The Vanguard survived a single, controlled pulse, Kaiser strategized, swallowing the dry, ashen paste. But they were incapacitated. If I am to fight alongside my father's men, I cannot use the Void rhythm indiscriminately. It is a weapon of mass psychological destruction. It lacks precision.
He picked up Silence and laid it across his lap.
He needed to merge the localized, physical destruction of the primordial blade with the psychological terror of the Void Eyes, but without projecting it across an entire courtyard. He needed to compress the madness into the edge of the steel.
Step one: Acclimation, Kaiser dictated his new training regimen.
For the next year, the Sightless Sovereign did not attempt to swing the sword. He did not attempt to weave the Earth or Fire Leylines.
He spent the entirety of his nineteenth year locked in a brutal, repetitive cycle of self-mutilation and healing.
Every day, he would intentionally lower his internal wards. He would pinch a microscopic, localized drop of Void mana from the dormant curse beneath his eyes. He would introduce it into a single meridian—perhaps the pathway running down his left forearm, or the vein crossing his collarbone.
He would let the chaotic, maddening energy burn the flesh from the inside. He would let the diaphanous, freezing residue attempt to corrupt his cells. He would endure the localized hallucinations—the whispering, disjointed geometries that tried to convince him that up was down and that his skin was made of crawling insects.
He would hold it for exactly ten seconds.
Then, he would violently ignite his core ember, flushing the pathway with pure, pressurized Aura, burning the corruption away in a wave of agonizing heat.
Heal. Scar. Thicken. Repeat.
It was a process of deliberate, microscopic evolution. Just as a martial artist repeatedly strikes a wooden post to micro-fracture their knuckles, allowing them to calcify and heal into dense, unfeeling bone, Kaiser was micro-fracturing his soul.

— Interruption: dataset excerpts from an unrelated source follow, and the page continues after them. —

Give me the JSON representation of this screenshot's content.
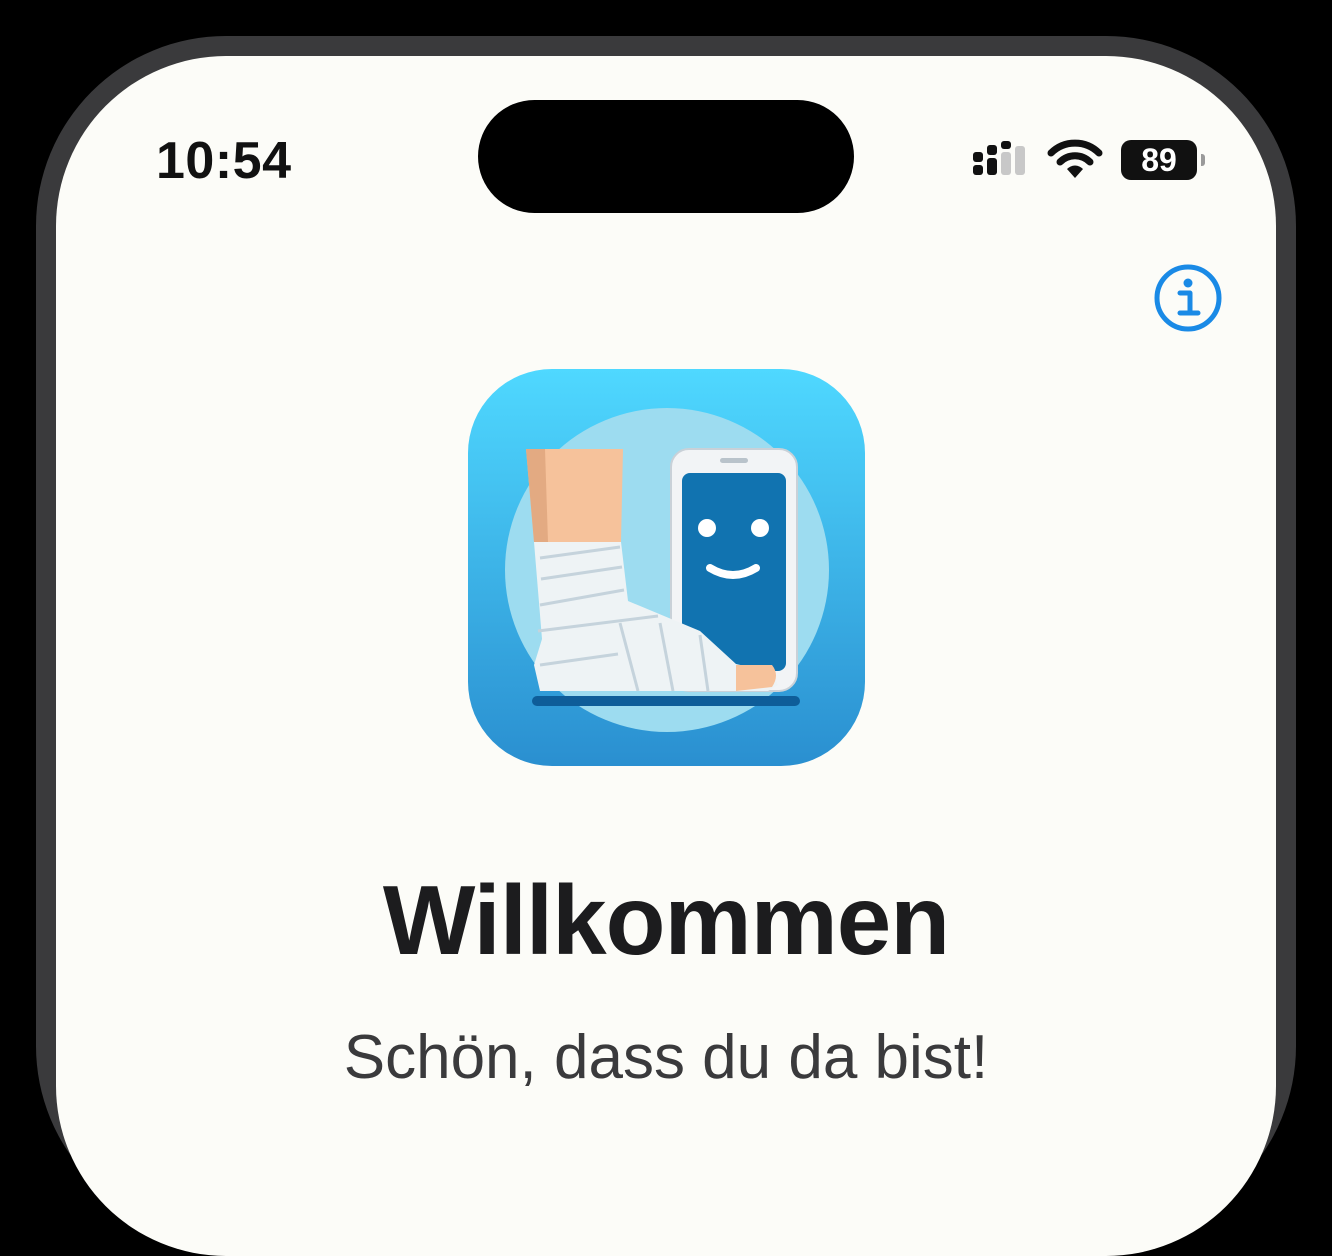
{
  "status_bar": {
    "time": "10:54",
    "battery_level": "89",
    "signal_icon": "cellular-signal-icon",
    "wifi_icon": "wifi-icon"
  },
  "header": {
    "info_icon": "info-circle-icon"
  },
  "app_icon": {
    "name": "app-logo-bandaged-foot-with-smiling-phone"
  },
  "welcome": {
    "title": "Willkommen",
    "subtitle": "Schön, dass du da bist!"
  },
  "colors": {
    "accent": "#1a8ae6",
    "background": "#fcfcf8",
    "icon_gradient_top": "#4fd8ff",
    "icon_gradient_bottom": "#2a8fd0",
    "phone_screen": "#1173b0"
  }
}
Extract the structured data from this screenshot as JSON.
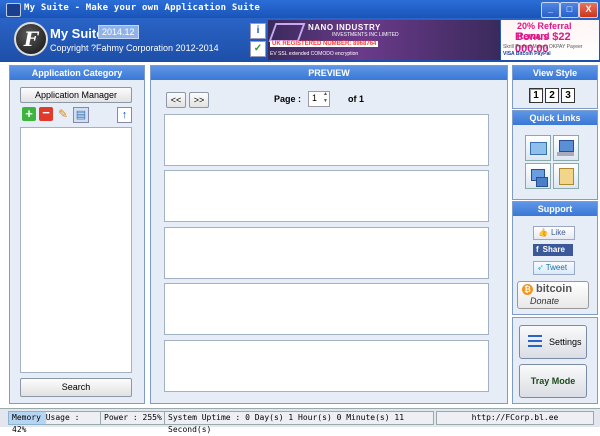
{
  "window": {
    "title": "My Suite - Make your own Application Suite",
    "controls": [
      "_",
      "□",
      "X"
    ]
  },
  "header": {
    "logo_letter": "F",
    "app_name": "My Suite",
    "version": "2014.12",
    "copyright": "Copyright ?Fahmy Corporation 2012-2014",
    "info_icon": "i",
    "shield_icon": "✓"
  },
  "ads": {
    "banner1": {
      "title": "NANO INDUSTRY",
      "subtitle": "INVESTMENTS INC LIMITED",
      "registered": "UK REGISTERED NUMBER: 8968764",
      "ssl": "EV SSL extended COMODO encryption"
    },
    "banner2": {
      "line1": "20% Referral Reward",
      "line2": "Bonus $22 000.00",
      "line3": "Skrill Perfect Money OKPAY Payeer",
      "line4": "VISA Bitcoin PayPal"
    }
  },
  "left_panel": {
    "title": "Application Category",
    "manager_button": "Application Manager",
    "search_button": "Search",
    "toolbar": [
      {
        "name": "add-icon",
        "glyph": "+"
      },
      {
        "name": "remove-icon",
        "glyph": "−"
      },
      {
        "name": "edit-icon",
        "glyph": "✎"
      },
      {
        "name": "copy-icon",
        "glyph": "▤"
      },
      {
        "name": "up-arrow-icon",
        "glyph": "↑"
      }
    ]
  },
  "preview": {
    "title": "PREVIEW",
    "prev_label": "<<",
    "next_label": ">>",
    "page_label": "Page :",
    "page_value": "1",
    "page_total": "of 1"
  },
  "right_panel": {
    "view_style_title": "View Style",
    "view_buttons": [
      "1",
      "2",
      "3"
    ],
    "quick_links_title": "Quick Links",
    "support_title": "Support",
    "like_label": "Like",
    "share_label": "Share",
    "tweet_label": "Tweet",
    "bitcoin_label": "bitcoin",
    "donate_label": "Donate",
    "settings_label": "Settings",
    "tray_label": "Tray Mode"
  },
  "status": {
    "memory": "Memory Usage : 42%",
    "memory_level": 0.42,
    "power": "Power : 255%",
    "uptime": "System Uptime : 0 Day(s) 1 Hour(s) 0 Minute(s) 11 Second(s)",
    "url": "http://FCorp.bl.ee"
  },
  "colors": {
    "title_bar": "#1f5cc4",
    "panel_title": "#4a86e0",
    "ad_banner": "#5a3a7c",
    "bonus_text": "#e0148a"
  }
}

By the time the internal metronome hit two hundred and ten million beats—marking his twentieth birthday—the agonizing daily ritual had fundamentally shifted.

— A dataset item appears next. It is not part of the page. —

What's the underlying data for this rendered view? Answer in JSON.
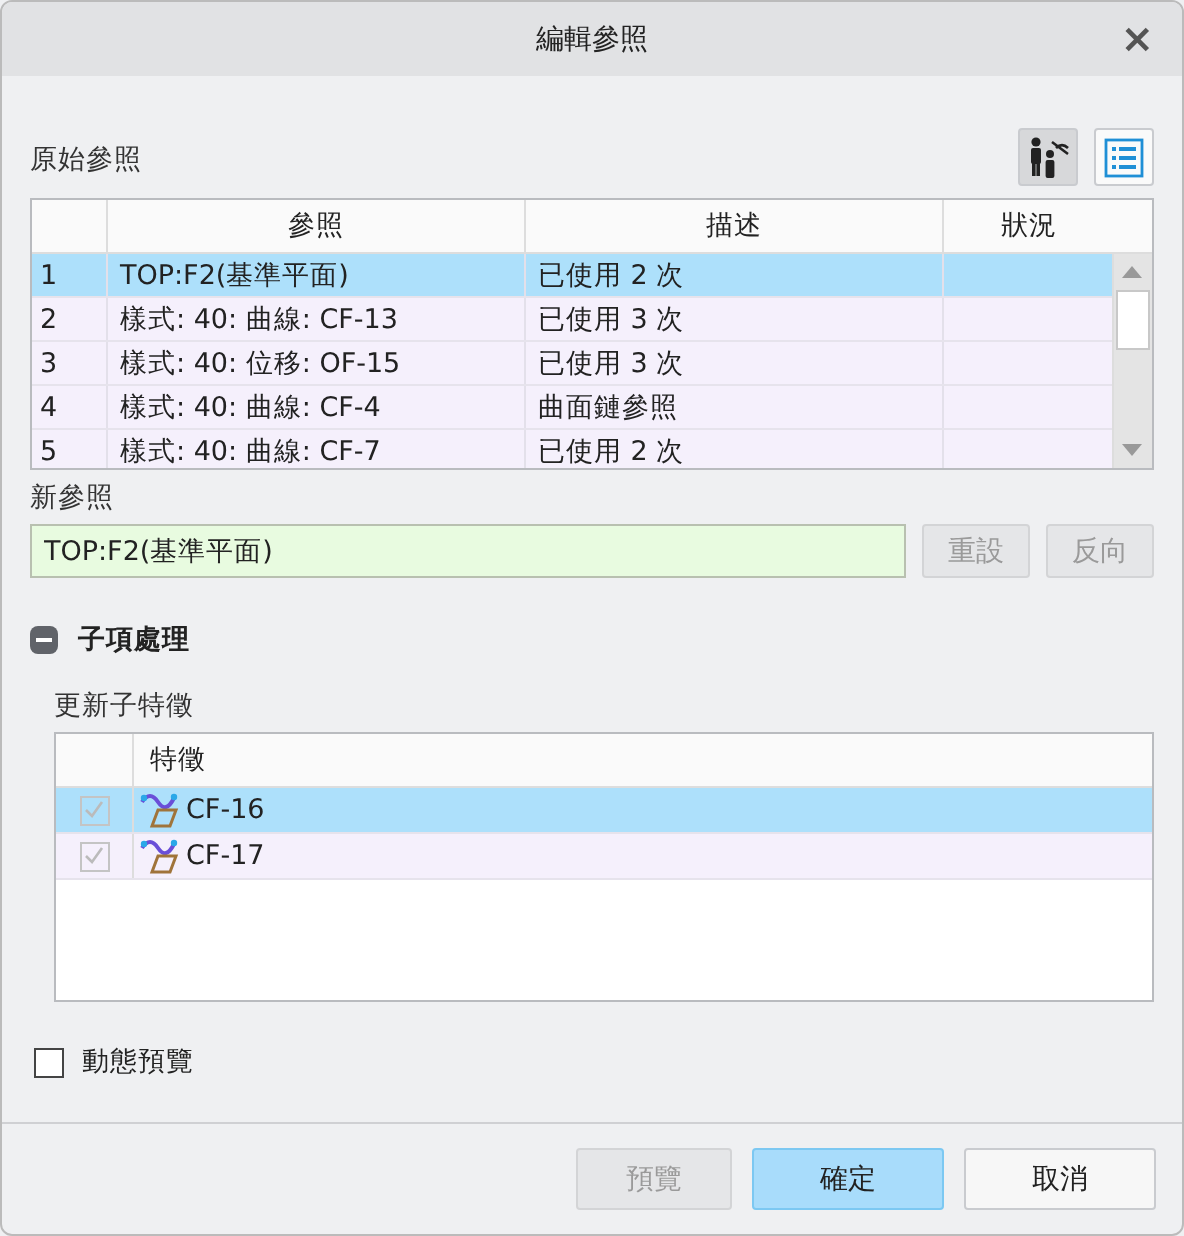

Kaiser sat in the dark, perfectly still. He drew a thread of Void mana from his eyes and routed it down his right arm.
He braced for the familiar, blinding agony. He braced for the feeling of his cellular structure being ripped apart by the chaotic abyss.
But the pain didn't come.
His meridians, scarred and reinforced by thousands of cycles of controlled exposure, had adapted. The inner lining of his energetic pathways had grown numb to the madness. They had calcified against the corruption.

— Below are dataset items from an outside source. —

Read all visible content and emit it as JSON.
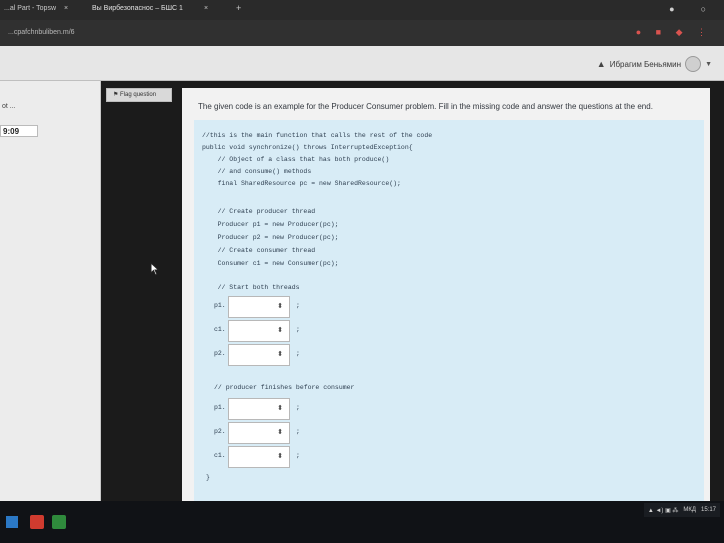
{
  "browser": {
    "tab1_label": "...al Part - Topsw",
    "tab1_close": "×",
    "tab2_label": "Вы Вирбезопаснос – БШС 1",
    "tab2_close": "×",
    "new_tab": "+",
    "url": "...cpafchnbuliben.m/6"
  },
  "header": {
    "user_name": "Ибрагим Беньямин"
  },
  "sidebar": {
    "title": "ot ...",
    "timer": "9:09"
  },
  "question": {
    "flag_label": "Flag question",
    "text": "The given code is an example for the Producer Consumer problem. Fill in the missing code and answer the questions at the end.",
    "code_lines": [
      "//this is the main function that calls the rest of the code",
      "public void synchronize() throws InterruptedException{",
      "    // Object of a class that has both produce()",
      "    // and consume() methods",
      "    final SharedResource pc = new SharedResource();",
      "",
      "    // Create producer thread",
      "    Producer p1 = new Producer(pc);",
      "    Producer p2 = new Producer(pc);",
      "    // Create consumer thread",
      "    Consumer c1 = new Consumer(pc);",
      "",
      "    // Start both threads"
    ],
    "start_rows": [
      {
        "label": "p1.",
        "suffix": ";"
      },
      {
        "label": "c1.",
        "suffix": ";"
      },
      {
        "label": "p2.",
        "suffix": ";"
      }
    ],
    "comment_finish": "// producer finishes before consumer",
    "join_rows": [
      {
        "label": "p1.",
        "suffix": ";"
      },
      {
        "label": "p2.",
        "suffix": ";"
      },
      {
        "label": "c1.",
        "suffix": ";"
      }
    ],
    "closing_brace": "}",
    "select_arrows": "⬍"
  },
  "taskbar": {
    "language": "МКД",
    "time": "15:17"
  }
}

The Void mana flowed through his right arm, not as a screeching, tearing parasite, but as a cold, heavy, obedient current.
Kaiser opened his eyes beneath his blindfold.
He looked down at his right hand. To his Magical Senses, his arm was completely saturated in the deep, pulsating purple hue of the void. He flexed his long, pale fingers.
The air around his hand didn't just warp; it died.
The ambient mana in the room instinctively recoiled from his skin. The terrifying, reality-shattering curse that he had kept locked behind a dark-silk cloth for twenty years was now safely flowing through his veins, weaponized and entirely under his conscious control.
"The vessel is ready," Kaiser whispered.
He slowly reached down and wrapped his purple, void-saturated hand around the hilt of Silence.
The primordial blade, a weapon forged from the abyss itself, recognized its master's new frequency. It didn't resist. It practically purred, drinking the dense, structured madness of Kaiser's Aura with ravenous delight.
Kaiser stood up.
He had exactly two years left until the lead doors opened. Two years to perfect the synthesis of the blade and the void.
He fell into a flawless, empty stance. He adjusted his grip on the black sword. He didn't need to project the terror across the estate anymore. He was going to fold it entirely into the steel.